Jason Rutherglen wrote:
This should be done.  Great idea.

On Wed, Sep 17, 2008 at 3:41 PM, Lance Norskog <[EMAIL PROTECTED]> wrote:
My vote is for dynamically scanning a directory of configuration files. When
a new one appears, or an existing file is touched, load it. When a
configuration disappears, unload it.  This model works very well for servlet
containers.

Lance

-----Original Message-----
From: [EMAIL PROTECTED] [mailto:[EMAIL PROTECTED] On Behalf Of Yonik Seeley
Sent: Wednesday, September 17, 2008 11:21 AM
To: solr-user@lucene.apache.org
Subject: Re: Some new SOLR features

On Wed, Sep 17, 2008 at 1:27 PM, Jason Rutherglen
<[EMAIL PROTECTED]> wrote:
If the configuration code is going to be rewritten then I would like
to see the ability to dynamically update the configuration and schema
without needing to reboot the server.
Exactly.  Actually, multi-core allows you to instantiate a completely new
core and swap it for the old one, but it's a bit of a heavyweight approach.

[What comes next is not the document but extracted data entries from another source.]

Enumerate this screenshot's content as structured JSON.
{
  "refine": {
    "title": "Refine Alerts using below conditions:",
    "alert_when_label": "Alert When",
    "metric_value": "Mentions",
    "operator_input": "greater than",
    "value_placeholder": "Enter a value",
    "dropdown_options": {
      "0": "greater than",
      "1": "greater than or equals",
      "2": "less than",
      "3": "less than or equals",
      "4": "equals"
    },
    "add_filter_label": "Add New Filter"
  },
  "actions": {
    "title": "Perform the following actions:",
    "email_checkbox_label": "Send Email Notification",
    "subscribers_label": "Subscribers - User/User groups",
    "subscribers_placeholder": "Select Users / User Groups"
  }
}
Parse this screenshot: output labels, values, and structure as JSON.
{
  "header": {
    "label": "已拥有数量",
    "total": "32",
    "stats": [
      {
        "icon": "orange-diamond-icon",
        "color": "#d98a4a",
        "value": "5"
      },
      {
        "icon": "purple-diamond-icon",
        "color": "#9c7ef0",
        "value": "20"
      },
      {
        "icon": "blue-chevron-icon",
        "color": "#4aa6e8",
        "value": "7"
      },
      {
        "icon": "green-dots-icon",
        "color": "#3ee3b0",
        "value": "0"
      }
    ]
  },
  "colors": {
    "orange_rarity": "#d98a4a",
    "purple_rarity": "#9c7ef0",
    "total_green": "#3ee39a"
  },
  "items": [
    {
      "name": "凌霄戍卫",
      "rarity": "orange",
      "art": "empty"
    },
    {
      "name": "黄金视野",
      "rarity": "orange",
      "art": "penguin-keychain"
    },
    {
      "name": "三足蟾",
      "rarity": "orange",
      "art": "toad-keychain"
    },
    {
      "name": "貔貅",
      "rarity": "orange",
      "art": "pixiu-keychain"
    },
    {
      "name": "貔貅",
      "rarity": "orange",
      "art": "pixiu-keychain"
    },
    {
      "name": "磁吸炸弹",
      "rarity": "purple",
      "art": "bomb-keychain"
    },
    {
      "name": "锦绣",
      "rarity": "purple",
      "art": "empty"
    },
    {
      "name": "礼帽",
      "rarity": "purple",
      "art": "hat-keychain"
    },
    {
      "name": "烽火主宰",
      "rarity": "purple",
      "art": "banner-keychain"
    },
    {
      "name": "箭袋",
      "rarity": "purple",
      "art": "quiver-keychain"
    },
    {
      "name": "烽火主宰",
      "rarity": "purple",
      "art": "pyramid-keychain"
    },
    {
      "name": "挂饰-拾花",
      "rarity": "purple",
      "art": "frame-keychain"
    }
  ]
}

The key is finding the right granularity of change.
My current thought is that a schema object would not be mutable, but that
one could easily swap in a new schema object for an index at any time.  That
would allow a single request to see a stable view of the schema, while
preventing having to make every aspect of the schema thread-safe.

Also I would like the
configuration classes to just contain data and not have so many
methods that operate on the filesystem.
That's the plan... completely separate the serialized and in memory
representations.

This way the configuration
object can be serialized, and loaded by the server dynamically.  It
would be great for the schema to work the same way.
Nothing will stop one from using java serialization for config persistence,
however I am a fan of human readable for config files...
so much easier to debug and support.  Right now, people can cut-n-paste
relevant parts of their config in email for support, or to a wiki to explain
things, etc.

Of course, if you are talking about being able to have custom filters or
analyzers (new classes that don't even exist on the server yet), then it
does start to get interesting.  This intersects with deployment in
general... and I'm not sure what the right answer is.
What if Lucene or Solr needs an upgrade?  It would be nice if that could
also automatically be handled in a a large cluster... what are the options
for handling that?  Is there a role here for OSGi to play?
 It sounds like at least some of that is outside of the Solr domain.

An alternative to serializing everything would be to ship a new schema along
with a new jar file containing the custom components.